A Conferência de Berlim (1884-1885) e o início da exploração predatória
Tudo mudou com a partilha da África na Conferência de Berlim. Sem um único africano à mesa, o continente foi dividido em linhas rectas. Esse acto não foi apenas político: foi o ponto de partida para uma exploração ambiental nunca antes vista.
Plantations e monoculturas: o fim da diversidade agrícola
Os colonizadores introduziram culturas de exportação em grande escala:
- Algodão no Uganda e no Sudão
- Amendoim no Senegal
- Cacau na Costa do Marfim e no Gana
- Café e chá no Quénia e na Tanzânia
- Borracha no Congo Belga (com métodos brutais)
Estas monoculturas exigiram o desmatamento de milhões de hectares de floresta tropical e savana. Na exploração das florestas tropicais durante o período colonial, perdeu-se cobertura florestal equivalente a vários países europeus inteiros.
Caça comercial e extinção local de espécies
A introdução de armas de fogo e a procura europeia de marfim, peles e troféus levou à quase extinção de elefantes em várias regiões. Na África do Sul, os quaggas desapareceram completamente. Rinocerontes e leões foram reduzidos a fracções das suas populações históricas. A exploração do marfim na África tornou-se uma indústria sanguinária.
Mineração: cicatrizes que ainda sangram
Diamantes (África do Sul, Namíbia), ouro (Gana, Zimbabwe), cobre (Zâmbia, Congo) e estanho exigiram escavações em grande escala, contaminação de rios com mercúrio e cianeto, e deslocação de comunidades inteiras. Muitas dessas minas ainda hoje poluem solos e águas.
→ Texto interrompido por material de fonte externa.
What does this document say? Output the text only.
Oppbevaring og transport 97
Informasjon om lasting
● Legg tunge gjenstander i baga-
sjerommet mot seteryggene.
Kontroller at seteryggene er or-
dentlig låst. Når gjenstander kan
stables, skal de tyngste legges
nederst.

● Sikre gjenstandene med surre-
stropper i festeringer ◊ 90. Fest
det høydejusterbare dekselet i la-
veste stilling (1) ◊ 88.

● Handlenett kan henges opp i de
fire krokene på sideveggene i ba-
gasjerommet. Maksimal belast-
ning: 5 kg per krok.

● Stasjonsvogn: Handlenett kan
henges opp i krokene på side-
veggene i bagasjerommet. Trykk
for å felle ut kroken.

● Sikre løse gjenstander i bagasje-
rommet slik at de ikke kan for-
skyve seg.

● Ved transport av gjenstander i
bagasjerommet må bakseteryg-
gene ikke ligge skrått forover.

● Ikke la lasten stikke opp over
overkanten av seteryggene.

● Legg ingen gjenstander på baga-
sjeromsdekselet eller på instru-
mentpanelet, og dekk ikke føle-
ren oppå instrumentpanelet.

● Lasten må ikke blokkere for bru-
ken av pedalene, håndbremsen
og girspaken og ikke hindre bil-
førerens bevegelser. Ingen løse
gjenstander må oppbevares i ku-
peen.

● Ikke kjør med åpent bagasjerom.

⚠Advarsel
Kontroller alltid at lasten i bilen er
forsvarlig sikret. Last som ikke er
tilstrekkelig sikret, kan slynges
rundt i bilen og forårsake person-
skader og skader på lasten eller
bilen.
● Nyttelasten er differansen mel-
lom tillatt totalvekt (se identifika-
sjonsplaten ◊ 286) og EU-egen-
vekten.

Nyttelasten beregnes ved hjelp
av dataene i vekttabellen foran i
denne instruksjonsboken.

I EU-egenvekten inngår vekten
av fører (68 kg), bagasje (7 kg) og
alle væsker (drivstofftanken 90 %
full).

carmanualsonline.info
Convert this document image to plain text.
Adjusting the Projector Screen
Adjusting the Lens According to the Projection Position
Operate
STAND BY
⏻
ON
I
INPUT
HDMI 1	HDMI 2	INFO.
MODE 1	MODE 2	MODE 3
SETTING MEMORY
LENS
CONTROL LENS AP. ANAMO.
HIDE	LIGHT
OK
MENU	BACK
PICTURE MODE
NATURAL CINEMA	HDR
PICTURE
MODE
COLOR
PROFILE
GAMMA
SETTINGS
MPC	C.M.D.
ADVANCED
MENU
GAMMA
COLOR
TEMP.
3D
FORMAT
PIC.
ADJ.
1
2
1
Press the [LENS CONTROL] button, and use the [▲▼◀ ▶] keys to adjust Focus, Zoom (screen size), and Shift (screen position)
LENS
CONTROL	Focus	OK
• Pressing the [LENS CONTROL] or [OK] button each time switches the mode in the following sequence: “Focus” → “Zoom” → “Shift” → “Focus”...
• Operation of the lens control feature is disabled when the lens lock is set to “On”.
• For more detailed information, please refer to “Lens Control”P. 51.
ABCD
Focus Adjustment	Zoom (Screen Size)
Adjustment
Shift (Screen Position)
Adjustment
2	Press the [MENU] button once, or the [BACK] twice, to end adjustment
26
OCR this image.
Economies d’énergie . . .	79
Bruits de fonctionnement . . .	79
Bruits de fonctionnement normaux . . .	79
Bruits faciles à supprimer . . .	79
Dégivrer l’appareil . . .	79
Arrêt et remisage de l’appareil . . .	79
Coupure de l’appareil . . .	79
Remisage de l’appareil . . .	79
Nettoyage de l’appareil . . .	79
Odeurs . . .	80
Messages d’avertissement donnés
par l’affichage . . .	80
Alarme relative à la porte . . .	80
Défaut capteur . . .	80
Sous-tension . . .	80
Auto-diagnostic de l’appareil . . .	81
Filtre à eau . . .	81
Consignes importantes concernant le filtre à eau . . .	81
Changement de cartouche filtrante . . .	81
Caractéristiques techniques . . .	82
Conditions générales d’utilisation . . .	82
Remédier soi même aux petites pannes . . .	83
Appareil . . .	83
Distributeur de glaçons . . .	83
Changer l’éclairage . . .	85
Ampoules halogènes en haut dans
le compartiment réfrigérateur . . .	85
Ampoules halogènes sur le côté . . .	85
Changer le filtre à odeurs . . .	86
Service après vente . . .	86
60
A invenção das “reservas” e parques nacionais: conservação ou desapossamento?
Paradoxalmente, foi durante o período colonial que surgiram os primeiros parques nacionais africanos (Virunga 1925, Kruger 1926, Serengeti 1951). Mas quem os criou e para quem?
- As populações locais foram expulsas das suas terras ancestrais (ex.: os Maasai do Serengeti e Ngorongoro).
- Os parques foram pensados como “reservas de caça” para europeus ricos e para preservar a fauna “para a ciência”.
- A visão era a de uma “natureza intocada” sem humanos – ignorando que durante milénios os povos africanos tinham sido os verdadeiros guardiões dessa natureza.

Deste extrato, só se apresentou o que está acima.